Dear Design Doctor
Four years ago I graduated as a jeweller. As it was financially very hard at the beginning of my career, I had to take on a full time teaching job and developed my own work on the side. I have been selling through Etsy mostly, and done some craft shows too.
I love teaching and inspiring my students, but something is missing.
I trained as a designer jeweller, I want to create and I want to make my living as a jeweller! But I am scared to make the jump. Although it doesn’t pay that well, it pays regularly and covers the basics. Will I earn enough from my jewellery alone? When is the right time to go full-time?
Patricia van den Akker, Director of The Design Trust, answered this question as The Design Doctor in Crafts Magazine November/December 2014 (page 22) where it was titled ‘Taking the great leap forward’.
‘Exciting times indeed!
And I would be surprised if you wouldn’t be scared to be honest!
This is obviously a big decision for you and your career.
At the same time I want to remind you that your career is an ongoing journey, often made up of many small and bigger decisions along the way.
There will be challenges and opportunities along the way, and it depends on how you create and respond to these ups and downs that will define and make your career.
To take some of the immediate anxiety out of your dilemma, I would suggest that you start to think about your current situation in the long term, to give you some perspective.
Make a list of the positives of being a teacher: What does it do for you?
Make another list of the positives of earning your living as a jeweller, what do you gain then?
Then make a list of the negatives if you would decide to continue your teaching job.
And lastly (a very powerful question): What would be the negatives if you would decide not to be a full-time jeweller.
Take your time to do this exercise.
What did you learn?
Money is obviously an issue, but there are also other motivations and feelings at stake here.
At present your worries about your financial future might be clouded by your emotions, rather than facts.
It will really help you to do a financial forecast:
Start with your current situation and write down in detail your income and expenditure for the current year.
Then create a financial forecast as a full-time jeweller for next year.
Start with your expenditure (as that’s easier to predict).
Go in depth:
- What are your studio, material and marketing costs?

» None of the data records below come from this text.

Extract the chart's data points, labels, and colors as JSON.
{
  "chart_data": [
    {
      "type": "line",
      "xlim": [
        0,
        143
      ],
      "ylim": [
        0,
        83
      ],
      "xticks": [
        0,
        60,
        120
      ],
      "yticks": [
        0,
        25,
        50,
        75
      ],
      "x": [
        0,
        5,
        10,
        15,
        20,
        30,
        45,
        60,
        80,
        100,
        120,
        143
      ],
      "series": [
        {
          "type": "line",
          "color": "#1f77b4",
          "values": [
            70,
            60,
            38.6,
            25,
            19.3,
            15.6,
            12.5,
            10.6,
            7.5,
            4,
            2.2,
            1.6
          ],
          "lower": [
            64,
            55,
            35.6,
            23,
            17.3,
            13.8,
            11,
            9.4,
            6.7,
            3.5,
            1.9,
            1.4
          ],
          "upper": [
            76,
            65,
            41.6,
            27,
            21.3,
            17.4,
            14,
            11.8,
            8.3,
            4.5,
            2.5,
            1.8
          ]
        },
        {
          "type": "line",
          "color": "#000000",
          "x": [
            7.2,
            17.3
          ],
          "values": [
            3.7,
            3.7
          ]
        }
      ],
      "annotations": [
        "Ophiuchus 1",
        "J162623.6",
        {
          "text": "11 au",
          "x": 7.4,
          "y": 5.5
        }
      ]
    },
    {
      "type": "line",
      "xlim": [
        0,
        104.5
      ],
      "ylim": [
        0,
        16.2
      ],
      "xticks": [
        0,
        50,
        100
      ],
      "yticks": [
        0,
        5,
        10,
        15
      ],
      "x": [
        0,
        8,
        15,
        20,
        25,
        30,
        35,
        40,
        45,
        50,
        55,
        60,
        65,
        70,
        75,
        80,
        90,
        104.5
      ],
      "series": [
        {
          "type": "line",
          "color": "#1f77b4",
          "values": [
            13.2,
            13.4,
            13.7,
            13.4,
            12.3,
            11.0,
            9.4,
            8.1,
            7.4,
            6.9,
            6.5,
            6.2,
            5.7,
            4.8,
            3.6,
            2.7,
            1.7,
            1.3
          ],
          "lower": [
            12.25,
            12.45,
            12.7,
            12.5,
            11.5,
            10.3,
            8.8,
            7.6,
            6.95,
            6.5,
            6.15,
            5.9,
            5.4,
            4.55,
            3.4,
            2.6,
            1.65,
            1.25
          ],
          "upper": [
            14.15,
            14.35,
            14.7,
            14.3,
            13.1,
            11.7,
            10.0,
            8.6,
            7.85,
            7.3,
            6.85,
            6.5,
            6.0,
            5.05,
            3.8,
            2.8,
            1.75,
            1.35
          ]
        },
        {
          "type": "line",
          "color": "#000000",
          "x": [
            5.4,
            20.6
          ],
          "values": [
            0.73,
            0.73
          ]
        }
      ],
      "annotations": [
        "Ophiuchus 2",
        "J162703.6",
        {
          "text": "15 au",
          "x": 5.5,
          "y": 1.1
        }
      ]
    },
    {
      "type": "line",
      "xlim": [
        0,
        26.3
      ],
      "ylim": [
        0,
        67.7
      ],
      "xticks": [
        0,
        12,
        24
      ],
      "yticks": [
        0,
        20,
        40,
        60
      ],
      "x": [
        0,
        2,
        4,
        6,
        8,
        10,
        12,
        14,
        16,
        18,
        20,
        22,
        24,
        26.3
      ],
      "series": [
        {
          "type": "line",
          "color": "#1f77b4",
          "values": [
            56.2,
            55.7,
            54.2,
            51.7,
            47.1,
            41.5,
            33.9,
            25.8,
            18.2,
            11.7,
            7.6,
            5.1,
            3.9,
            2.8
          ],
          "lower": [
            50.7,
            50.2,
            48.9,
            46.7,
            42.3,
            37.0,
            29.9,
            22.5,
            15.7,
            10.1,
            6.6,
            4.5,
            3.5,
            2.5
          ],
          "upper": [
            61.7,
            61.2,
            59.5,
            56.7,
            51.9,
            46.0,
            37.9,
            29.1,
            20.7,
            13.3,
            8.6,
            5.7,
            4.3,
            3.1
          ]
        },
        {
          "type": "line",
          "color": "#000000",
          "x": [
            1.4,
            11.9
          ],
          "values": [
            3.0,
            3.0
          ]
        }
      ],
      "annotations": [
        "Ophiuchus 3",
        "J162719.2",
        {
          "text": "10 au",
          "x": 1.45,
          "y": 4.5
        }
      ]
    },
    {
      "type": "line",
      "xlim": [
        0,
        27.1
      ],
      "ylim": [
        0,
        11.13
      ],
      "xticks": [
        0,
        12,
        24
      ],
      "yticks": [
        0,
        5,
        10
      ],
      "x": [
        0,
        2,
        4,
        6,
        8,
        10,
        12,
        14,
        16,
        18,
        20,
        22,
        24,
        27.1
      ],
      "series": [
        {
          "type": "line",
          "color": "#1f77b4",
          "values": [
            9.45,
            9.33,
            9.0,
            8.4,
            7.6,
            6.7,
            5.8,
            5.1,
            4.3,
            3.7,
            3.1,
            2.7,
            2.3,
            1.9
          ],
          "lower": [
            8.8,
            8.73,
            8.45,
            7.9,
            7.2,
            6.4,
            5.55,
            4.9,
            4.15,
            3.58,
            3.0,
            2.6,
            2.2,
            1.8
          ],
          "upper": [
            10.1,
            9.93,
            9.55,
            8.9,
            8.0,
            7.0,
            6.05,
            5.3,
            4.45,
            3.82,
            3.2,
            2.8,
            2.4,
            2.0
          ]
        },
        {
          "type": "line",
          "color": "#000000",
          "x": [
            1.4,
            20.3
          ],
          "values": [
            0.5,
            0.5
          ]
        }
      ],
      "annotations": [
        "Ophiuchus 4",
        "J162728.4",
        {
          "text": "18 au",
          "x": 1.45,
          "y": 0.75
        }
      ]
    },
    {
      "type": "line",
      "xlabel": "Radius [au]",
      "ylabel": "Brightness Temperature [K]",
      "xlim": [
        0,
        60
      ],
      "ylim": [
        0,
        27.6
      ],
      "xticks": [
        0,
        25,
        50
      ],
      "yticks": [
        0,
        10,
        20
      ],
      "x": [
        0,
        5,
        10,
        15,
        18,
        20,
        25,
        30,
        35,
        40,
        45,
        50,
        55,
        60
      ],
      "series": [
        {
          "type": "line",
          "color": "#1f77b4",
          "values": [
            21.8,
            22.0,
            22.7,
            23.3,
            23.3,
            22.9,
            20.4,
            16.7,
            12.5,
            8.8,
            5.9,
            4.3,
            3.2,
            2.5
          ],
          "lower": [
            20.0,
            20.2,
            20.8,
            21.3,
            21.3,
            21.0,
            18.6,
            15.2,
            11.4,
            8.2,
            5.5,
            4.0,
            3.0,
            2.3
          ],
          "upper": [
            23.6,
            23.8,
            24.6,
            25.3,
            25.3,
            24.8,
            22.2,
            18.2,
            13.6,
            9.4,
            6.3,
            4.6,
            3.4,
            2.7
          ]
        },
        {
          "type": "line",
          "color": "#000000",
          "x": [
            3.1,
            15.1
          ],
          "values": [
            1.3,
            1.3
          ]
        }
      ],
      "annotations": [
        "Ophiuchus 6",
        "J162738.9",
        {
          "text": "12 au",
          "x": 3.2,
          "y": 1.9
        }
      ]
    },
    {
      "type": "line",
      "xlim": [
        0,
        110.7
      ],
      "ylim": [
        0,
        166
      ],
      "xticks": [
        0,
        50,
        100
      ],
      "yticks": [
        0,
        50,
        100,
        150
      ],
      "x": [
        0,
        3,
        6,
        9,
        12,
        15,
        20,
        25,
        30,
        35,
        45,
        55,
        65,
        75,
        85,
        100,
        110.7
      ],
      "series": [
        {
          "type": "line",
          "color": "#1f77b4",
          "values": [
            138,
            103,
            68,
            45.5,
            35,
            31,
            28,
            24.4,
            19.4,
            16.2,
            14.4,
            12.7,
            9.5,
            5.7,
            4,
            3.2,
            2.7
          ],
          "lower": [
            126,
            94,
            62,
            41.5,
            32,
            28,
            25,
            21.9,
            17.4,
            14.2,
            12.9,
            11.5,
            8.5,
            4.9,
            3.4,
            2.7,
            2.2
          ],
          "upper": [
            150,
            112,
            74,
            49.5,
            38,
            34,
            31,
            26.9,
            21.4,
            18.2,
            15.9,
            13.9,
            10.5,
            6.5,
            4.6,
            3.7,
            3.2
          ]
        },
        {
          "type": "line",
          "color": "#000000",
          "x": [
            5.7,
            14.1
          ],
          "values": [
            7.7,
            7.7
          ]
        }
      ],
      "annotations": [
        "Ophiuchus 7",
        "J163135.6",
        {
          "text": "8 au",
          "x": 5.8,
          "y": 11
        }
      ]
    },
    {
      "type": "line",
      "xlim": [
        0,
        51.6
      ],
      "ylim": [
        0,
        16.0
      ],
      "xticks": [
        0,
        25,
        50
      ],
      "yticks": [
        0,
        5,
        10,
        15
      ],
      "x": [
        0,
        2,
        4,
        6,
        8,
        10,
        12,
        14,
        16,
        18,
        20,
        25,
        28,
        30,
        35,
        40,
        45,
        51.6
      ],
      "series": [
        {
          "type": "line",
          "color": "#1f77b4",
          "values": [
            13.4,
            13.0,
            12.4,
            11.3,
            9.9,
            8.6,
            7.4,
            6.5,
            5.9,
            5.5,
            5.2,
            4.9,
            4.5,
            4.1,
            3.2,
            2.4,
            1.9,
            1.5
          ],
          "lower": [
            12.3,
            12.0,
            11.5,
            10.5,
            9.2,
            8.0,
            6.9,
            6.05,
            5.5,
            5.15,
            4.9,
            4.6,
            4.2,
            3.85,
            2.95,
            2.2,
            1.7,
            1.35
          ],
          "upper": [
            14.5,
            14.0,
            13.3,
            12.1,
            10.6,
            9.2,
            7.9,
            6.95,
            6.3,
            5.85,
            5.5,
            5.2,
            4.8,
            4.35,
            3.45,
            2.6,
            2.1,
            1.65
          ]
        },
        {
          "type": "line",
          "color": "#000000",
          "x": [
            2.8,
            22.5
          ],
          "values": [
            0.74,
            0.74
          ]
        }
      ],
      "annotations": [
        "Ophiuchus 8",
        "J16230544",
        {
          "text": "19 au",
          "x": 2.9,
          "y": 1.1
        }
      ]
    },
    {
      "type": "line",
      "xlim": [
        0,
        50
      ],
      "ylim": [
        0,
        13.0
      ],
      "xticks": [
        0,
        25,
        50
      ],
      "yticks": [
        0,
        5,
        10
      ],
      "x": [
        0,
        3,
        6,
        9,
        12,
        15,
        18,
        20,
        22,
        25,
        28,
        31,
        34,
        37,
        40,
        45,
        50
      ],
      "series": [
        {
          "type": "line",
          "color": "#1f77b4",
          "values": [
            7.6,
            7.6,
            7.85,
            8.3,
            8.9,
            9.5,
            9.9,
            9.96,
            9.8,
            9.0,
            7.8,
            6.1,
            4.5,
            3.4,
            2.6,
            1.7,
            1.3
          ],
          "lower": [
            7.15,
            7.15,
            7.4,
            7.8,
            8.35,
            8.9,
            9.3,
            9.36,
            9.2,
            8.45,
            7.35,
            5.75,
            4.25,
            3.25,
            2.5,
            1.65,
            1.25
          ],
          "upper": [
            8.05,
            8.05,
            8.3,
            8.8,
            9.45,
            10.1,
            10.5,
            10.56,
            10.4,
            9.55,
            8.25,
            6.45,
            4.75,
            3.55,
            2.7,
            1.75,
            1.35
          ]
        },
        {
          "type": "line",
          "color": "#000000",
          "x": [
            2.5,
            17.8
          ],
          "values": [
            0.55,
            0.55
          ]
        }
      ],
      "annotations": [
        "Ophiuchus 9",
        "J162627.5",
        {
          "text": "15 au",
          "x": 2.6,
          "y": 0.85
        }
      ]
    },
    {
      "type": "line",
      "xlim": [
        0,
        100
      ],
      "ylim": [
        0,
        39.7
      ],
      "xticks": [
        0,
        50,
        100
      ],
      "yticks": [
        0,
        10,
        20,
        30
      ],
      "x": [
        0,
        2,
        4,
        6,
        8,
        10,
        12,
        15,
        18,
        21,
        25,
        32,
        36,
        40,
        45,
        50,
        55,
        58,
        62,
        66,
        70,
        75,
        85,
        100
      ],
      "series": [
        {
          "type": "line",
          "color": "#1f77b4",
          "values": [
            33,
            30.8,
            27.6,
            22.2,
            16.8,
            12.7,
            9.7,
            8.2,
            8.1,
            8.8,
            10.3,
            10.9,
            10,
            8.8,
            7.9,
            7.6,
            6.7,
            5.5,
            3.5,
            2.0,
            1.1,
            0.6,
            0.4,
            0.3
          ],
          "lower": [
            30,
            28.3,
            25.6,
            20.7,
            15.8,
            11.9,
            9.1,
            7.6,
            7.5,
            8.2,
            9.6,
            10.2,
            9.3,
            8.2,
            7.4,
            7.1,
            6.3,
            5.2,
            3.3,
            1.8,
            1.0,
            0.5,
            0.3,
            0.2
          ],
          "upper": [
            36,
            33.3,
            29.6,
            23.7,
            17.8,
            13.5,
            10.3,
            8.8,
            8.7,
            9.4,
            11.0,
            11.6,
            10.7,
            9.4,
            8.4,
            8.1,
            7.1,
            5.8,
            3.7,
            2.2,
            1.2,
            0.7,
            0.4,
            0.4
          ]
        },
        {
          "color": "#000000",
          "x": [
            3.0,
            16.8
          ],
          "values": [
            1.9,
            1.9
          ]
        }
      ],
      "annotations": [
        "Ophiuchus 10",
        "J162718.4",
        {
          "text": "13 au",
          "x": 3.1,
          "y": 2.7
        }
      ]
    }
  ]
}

- How much ‘salary’ would you like?
- Which shows do you want to do?
When you know more about your annual expenditure, then start to look at how much income you need to generate:
- How many pieces do you need to sell, and at what price level?
- How many commissions?
- Think about different price levels and where you want to position yourself in the market.
- How will you be selling your work – mostly online, or do you need to do better and more shows, approach galleries in UK and abroad?
Really think it through, and work out what the financial (both income and expenditure) implications are.
What would be possible but realistic if you are able to work full-time on your jewellery business?
Doing a budget in this way will allow you to start thinking about your income streams, your marketing and sales channels, your ambitions.
Instead of a vague idea of ‘going full-time’ this will help you to make your plan more concrete and realistic.
Giving up teaching doesn’t mean you can’t utilise your educational and communication skills and passion. Rather the contrary!
Reinvigorate and focus on working with your kind of dream students to create new and creative income streams for yourself:
- Look for freelance teaching work, as commercial organisations and universities now often offer technical evening courses or Summer schools.
- Run jewellery making workshops from your own studio.
- Could you develop and promote online training yourself or through organisations like Mastered?
Your teaching job has obviously created a financial safety net in the last couple of years, which has been essential as financial worries manage to kill of your creativity dramatically.
But making the jump and taking a (calculated) risk might just be what you need right now.
I have seen it happen many times before with my clients: they worry and procrastinate about this decision (understandably), but the vast majority of them say afterwards: ‘Why didn’t I do this much earlier? It gave me the push I needed to take myself seriously.’
What’s the worst that could happen?
Be brave and show the world what you are truly capable of, become more professional (and be seen to be more professional!), and gain confidence in the process.
The reality is that nobody can tell you when the right time is to make the jump to becoming a fulltime jeweller.
You don’t need me to tell you that.
It’s true: your income will probably dip (for a short period), it is riskier, you will need to be more pro-active.
But think far ahead: your 80th birthday:
What kind of life and events do you want to look back at?
What do you want to have achieved as a human being and jeweller?
Let THAT be your guide at this current cross road in your life and career.
And no doubt too at the many future crossroads that will follow.
Take charge and enjoy your journey!
Let 2015 be the true start of you and your jewellery business.’